Wikimedia Commons/ Tangopaso

Langoustines are basically mini-lobsters.

You’ve probably spotted langoustines on restaurant menus, or possibly garnishing raw bars, and wondered just what in fact they are. Well wonder no further.

Langoustines, also known as Norway lobsters, Dublin Bay prawns, scampi (in Italian), and cigala in Spanish) are essentially small lobsters. Averaging about eight inches long, they look basically identical to lobsters, but they’re skinnier and generally a lighter shade of pink.
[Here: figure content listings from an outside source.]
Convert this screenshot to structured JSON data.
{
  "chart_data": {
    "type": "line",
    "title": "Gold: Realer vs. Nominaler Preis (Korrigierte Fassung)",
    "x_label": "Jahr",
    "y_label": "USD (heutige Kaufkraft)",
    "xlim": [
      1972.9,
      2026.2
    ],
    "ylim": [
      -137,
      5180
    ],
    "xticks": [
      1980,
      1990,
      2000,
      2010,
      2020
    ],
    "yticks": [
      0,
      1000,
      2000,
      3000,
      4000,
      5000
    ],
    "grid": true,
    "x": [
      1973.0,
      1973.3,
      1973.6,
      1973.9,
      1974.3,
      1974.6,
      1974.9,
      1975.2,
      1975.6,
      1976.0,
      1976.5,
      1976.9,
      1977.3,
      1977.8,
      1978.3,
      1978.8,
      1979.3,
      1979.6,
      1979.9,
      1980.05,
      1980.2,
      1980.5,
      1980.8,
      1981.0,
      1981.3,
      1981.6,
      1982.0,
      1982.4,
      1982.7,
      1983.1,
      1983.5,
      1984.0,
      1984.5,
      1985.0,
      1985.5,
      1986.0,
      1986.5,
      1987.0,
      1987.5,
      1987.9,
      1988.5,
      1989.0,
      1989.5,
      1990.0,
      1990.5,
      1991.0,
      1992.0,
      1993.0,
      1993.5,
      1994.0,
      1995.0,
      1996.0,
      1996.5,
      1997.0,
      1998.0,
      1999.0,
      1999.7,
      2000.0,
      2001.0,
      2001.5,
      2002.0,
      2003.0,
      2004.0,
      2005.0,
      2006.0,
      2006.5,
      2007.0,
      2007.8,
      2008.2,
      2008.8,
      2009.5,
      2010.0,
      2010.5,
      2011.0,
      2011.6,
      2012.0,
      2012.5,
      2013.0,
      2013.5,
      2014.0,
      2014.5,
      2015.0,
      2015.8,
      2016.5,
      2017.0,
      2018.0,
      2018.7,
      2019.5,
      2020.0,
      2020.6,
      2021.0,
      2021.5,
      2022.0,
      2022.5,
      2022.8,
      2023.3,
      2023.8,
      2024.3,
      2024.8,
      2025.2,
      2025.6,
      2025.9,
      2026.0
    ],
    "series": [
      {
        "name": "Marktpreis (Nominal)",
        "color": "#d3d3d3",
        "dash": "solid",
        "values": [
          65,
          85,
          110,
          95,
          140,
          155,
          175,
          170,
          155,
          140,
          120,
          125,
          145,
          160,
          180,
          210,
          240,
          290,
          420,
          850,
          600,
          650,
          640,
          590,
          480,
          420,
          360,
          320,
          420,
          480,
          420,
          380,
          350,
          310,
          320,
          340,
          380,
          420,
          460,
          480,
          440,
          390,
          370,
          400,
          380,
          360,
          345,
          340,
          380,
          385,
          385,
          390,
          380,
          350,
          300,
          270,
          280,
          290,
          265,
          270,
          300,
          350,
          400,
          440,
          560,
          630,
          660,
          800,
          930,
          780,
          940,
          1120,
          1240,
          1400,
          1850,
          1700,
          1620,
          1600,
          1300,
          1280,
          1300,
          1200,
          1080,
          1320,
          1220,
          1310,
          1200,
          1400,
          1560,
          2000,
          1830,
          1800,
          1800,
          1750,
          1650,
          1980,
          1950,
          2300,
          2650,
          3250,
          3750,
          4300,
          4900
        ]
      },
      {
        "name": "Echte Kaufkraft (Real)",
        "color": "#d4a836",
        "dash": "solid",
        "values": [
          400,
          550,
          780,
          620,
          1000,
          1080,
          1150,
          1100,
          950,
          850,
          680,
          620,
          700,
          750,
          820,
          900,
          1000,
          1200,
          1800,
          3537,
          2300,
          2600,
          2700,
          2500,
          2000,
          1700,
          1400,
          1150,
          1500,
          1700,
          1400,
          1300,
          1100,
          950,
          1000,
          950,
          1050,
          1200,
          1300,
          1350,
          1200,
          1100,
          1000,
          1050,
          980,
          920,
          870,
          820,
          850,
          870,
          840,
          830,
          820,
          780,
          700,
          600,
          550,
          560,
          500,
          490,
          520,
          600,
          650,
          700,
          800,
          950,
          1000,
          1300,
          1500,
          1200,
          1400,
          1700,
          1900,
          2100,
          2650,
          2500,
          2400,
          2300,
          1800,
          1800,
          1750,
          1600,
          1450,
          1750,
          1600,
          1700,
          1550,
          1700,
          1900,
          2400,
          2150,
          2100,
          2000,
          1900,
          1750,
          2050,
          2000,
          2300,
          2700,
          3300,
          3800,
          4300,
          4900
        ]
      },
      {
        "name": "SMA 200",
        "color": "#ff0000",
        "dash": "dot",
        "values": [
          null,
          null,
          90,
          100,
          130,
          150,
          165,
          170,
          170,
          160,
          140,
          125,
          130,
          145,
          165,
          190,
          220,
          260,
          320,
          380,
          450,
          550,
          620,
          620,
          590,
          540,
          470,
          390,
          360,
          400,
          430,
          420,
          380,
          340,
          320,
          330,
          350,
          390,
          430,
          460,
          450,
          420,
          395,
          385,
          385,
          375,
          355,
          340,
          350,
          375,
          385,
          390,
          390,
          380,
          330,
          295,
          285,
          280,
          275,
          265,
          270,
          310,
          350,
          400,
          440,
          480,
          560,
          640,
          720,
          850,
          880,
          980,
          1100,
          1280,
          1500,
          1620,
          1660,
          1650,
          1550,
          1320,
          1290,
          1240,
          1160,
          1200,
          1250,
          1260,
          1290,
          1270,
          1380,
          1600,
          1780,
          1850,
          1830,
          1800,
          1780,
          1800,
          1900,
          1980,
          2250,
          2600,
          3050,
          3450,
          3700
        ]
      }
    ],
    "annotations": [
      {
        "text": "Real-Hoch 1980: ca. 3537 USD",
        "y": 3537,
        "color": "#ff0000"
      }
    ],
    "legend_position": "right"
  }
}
Fished from the silty bottom of the Atlantic Ocean and Mediterranean Sea, they’re usually prepared by removing the meat from the shell and sautéing it, lightly poaching the whole thing in court-bouillon, or by slicing the entire langoustine in half and cooking it quickly cut-side-down on a hot grill or plancha.

While most people associate langoustines more closely with shrimp, it’s best to think of them as a small lobster, especially when it comes to flavor (they’re also in a different family from shrimp entirely). If you need further proof, all you need to do is taste them; the flavor is undeniably lobster-like.